Newswise — Scientists at the University of Virginia School of Medicine have developed a tool to monitor communications within the brain in a way never before possible, and their creation has already offered an explanation for why Alzheimer’s drugs have limited effectiveness and why patients get much worse after going off of them.
The researchers expect their new method will have tremendous impact on our understanding of depression, sleep disorders, autism, neurological diseases and major psychiatric conditions. It will speed scientific research into the workings of the brain, they say, and facilitate the development of new treatments.
“We can now ‘see’ how brain cells communicate in sharp detail in both the healthy and diseased brains,” said lead researcher J. Julius Zhu, PhD, of UVA’s Department of Pharmacology.
The new method developed by Zhu and his collaborators lets scientists examine transmissions inside the brain at both the microscopic level and the far, far smaller nanoscopic level. It combines a biological “sensor” with two different forms of cutting-edge imaging.
The approach can quantify “neuromodulatory” transmissions, which are associated with major brain disorders, including addiction, Alzheimer’s, depressive disorders and schizophrenia. They’re also linked to autism, epilepsy, eating disorders and sleep disorders.
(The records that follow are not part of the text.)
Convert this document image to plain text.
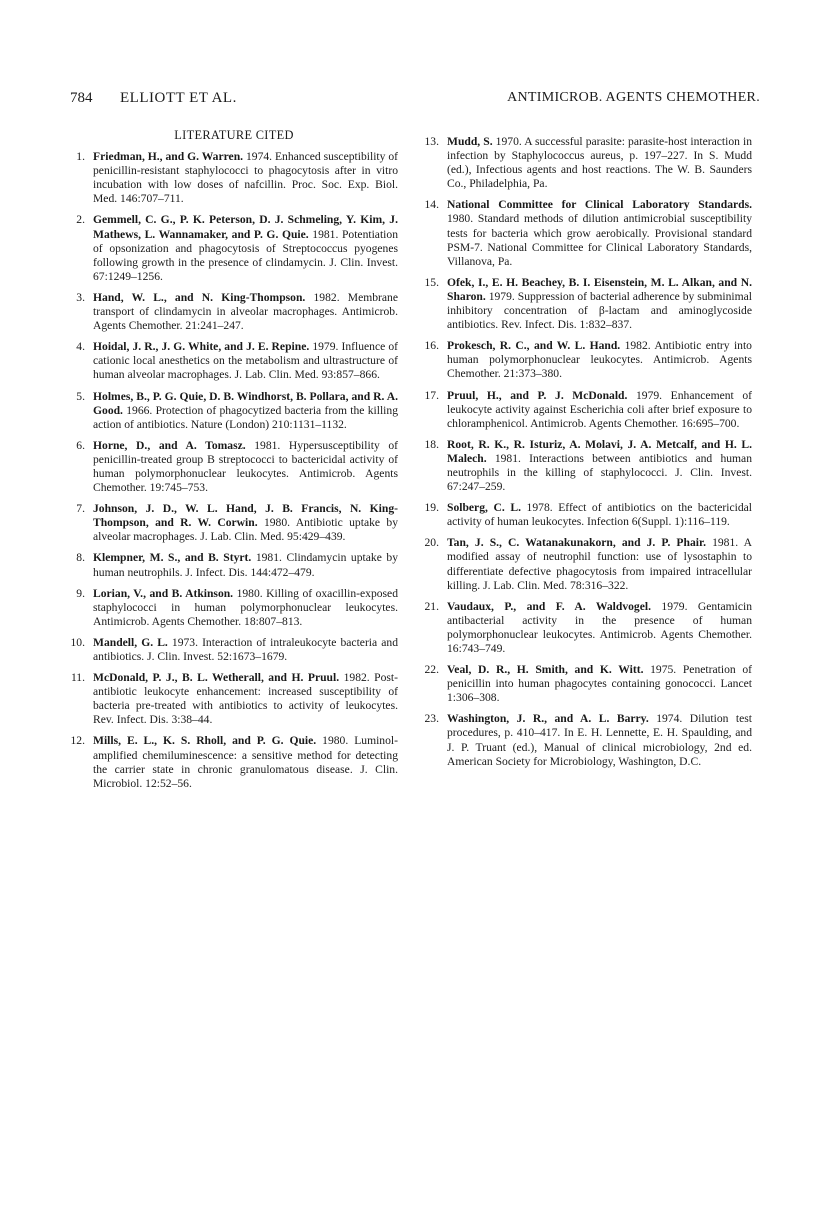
784 ELLIOTT ET AL.	ANTIMICROB. AGENTS CHEMOTHER.
LITERATURE CITED
1. Friedman, H., and G. Warren. 1974. Enhanced susceptibility of penicillin-resistant staphylococci to phagocytosis after in vitro incubation with low doses of nafcillin. Proc. Soc. Exp. Biol. Med. 146:707–711.
2. Gemmell, C. G., P. K. Peterson, D. J. Schmeling, Y. Kim, J. Mathews, L. Wannamaker, and P. G. Quie. 1981. Potentiation of opsonization and phagocytosis of Streptococcus pyogenes following growth in the presence of clindamycin. J. Clin. Invest. 67:1249–1256.
3. Hand, W. L., and N. King-Thompson. 1982. Membrane transport of clindamycin in alveolar macrophages. Antimicrob. Agents Chemother. 21:241–247.
4. Hoidal, J. R., J. G. White, and J. E. Repine. 1979. Influence of cationic local anesthetics on the metabolism and ultrastructure of human alveolar macrophages. J. Lab. Clin. Med. 93:857–866.
5. Holmes, B., P. G. Quie, D. B. Windhorst, B. Pollara, and R. A. Good. 1966. Protection of phagocytized bacteria from the killing action of antibiotics. Nature (London) 210:1131–1132.
6. Horne, D., and A. Tomasz. 1981. Hypersusceptibility of penicillin-treated group B streptococci to bactericidal activity of human polymorphonuclear leukocytes. Antimicrob. Agents Chemother. 19:745–753.
7. Johnson, J. D., W. L. Hand, J. B. Francis, N. King-Thompson, and R. W. Corwin. 1980. Antibiotic uptake by alveolar macrophages. J. Lab. Clin. Med. 95:429–439.
8. Klempner, M. S., and B. Styrt. 1981. Clindamycin uptake by human neutrophils. J. Infect. Dis. 144:472–479.
9. Lorian, V., and B. Atkinson. 1980. Killing of oxacillin-exposed staphylococci in human polymorphonuclear leukocytes. Antimicrob. Agents Chemother. 18:807–813.
10. Mandell, G. L. 1973. Interaction of intraleukocyte bacteria and antibiotics. J. Clin. Invest. 52:1673–1679.
11. McDonald, P. J., B. L. Wetherall, and H. Pruul. 1982. Post-antibiotic leukocyte enhancement: increased susceptibility of bacteria pre-treated with antibiotics to activity of leukocytes. Rev. Infect. Dis. 3:38–44.
12. Mills, E. L., K. S. Rholl, and P. G. Quie. 1980. Luminol-amplified chemiluminescence: a sensitive method for detecting the carrier state in chronic granulomatous disease. J. Clin. Microbiol. 12:52–56.
13. Mudd, S. 1970. A successful parasite: parasite-host interaction in infection by Staphylococcus aureus, p. 197–227. In S. Mudd (ed.), Infectious agents and host reactions. The W. B. Saunders Co., Philadelphia, Pa.
14. National Committee for Clinical Laboratory Standards. 1980. Standard methods of dilution antimicrobial susceptibility tests for bacteria which grow aerobically. Provisional standard PSM-7. National Committee for Clinical Laboratory Standards, Villanova, Pa.
15. Ofek, I., E. H. Beachey, B. I. Eisenstein, M. L. Alkan, and N. Sharon. 1979. Suppression of bacterial adherence by subminimal inhibitory concentration of β-lactam and aminoglycoside antibiotics. Rev. Infect. Dis. 1:832–837.
16. Prokesch, R. C., and W. L. Hand. 1982. Antibiotic entry into human polymorphonuclear leukocytes. Antimicrob. Agents Chemother. 21:373–380.
17. Pruul, H., and P. J. McDonald. 1979. Enhancement of leukocyte activity against Escherichia coli after brief exposure to chloramphenicol. Antimicrob. Agents Chemother. 16:695–700.
18. Root, R. K., R. Isturiz, A. Molavi, J. A. Metcalf, and H. L. Malech. 1981. Interactions between antibiotics and human neutrophils in the killing of staphylococci. J. Clin. Invest. 67:247–259.
19. Solberg, C. L. 1978. Effect of antibiotics on the bactericidal activity of human leukocytes. Infection 6(Suppl. 1):116–119.
20. Tan, J. S., C. Watanakunakorn, and J. P. Phair. 1981. A modified assay of neutrophil function: use of lysostaphin to differentiate defective phagocytosis from impaired intracellular killing. J. Lab. Clin. Med. 78:316–322.
21. Vaudaux, P., and F. A. Waldvogel. 1979. Gentamicin antibacterial activity in the presence of human polymorphonuclear leukocytes. Antimicrob. Agents Chemother. 16:743–749.
22. Veal, D. R., H. Smith, and K. Witt. 1975. Penetration of penicillin into human phagocytes containing gonococci. Lancet 1:306–308.
23. Washington, J. R., and A. L. Barry. 1974. Dilution test procedures, p. 410–417. In E. H. Lennette, E. H. Spaulding, and J. P. Truant (ed.), Manual of clinical microbiology, 2nd ed. American Society for Microbiology, Washington, D.C.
Neuromodulatory transmissions are the “slower” transmissions in the brain. They’re typically thought to involve lots of neurons in large regions. That’s in contrast to the much faster transmissions that happen neuron-to-neuron.
But Zhu’s new tool has already shown it’s not that simple.
In Alzheimer’s disease, Zhu and his colleagues discovered a surprising degree of “fine control and precision” in the supposedly shotgun neuromodulatory transmissions. Widely used Alzheimer’s drugs known as acetylcholinesterase inhibitors may inhibit this precise communication, the scientists report. That may explain the limited effectiveness of the drugs, they say.
The researchers went on to identify potential changes in the brain that could be brought about by long-term use of the drugs, which could explain why patients often get much worse when they stop taking them. “The new method points out Alzheimer’s defects in the unprecedented spatial and temporal resolution, defining the precise targets for medicine,” Zhu said.
Alzheimer’s, the researchers say, is just the tip of the iceberg. The new system has “broad applicability” across the spectrum of neurological and psychiatric diseases and disorders, they report in two new scientific papers. In the years to come, the scientists predict, it will help doctors understand neurological illnesses and psychiatric problems, screen drugs for potential treatments, identify disease-causing genes and develop better, more personalized medicine tailored for specific patient needs.
“If we see problems,” Zhu said, “we will be ready to treat them.”
The researchers have described new approach and their findings in the scientific journals Molecular Psychiatry and Nano Letters. The research teams consisted of Li Lin, Smriti Gupta, W. Sharon Zheng, Ke Si and Zhu, and Paula K. Zhu, W. Sharon Zheng, Peng Zhang, Miao Jing, Philip M. Borden, Farhan Ali, Kaiming Guo, Jiesi Feng, Jonathan S. Marvin, Yali Wang, Jinxia Wan, Li Gan, Alex C. Kwan, Li Lin, Loren L. Looger, Yulong Li and Yajun Zhang.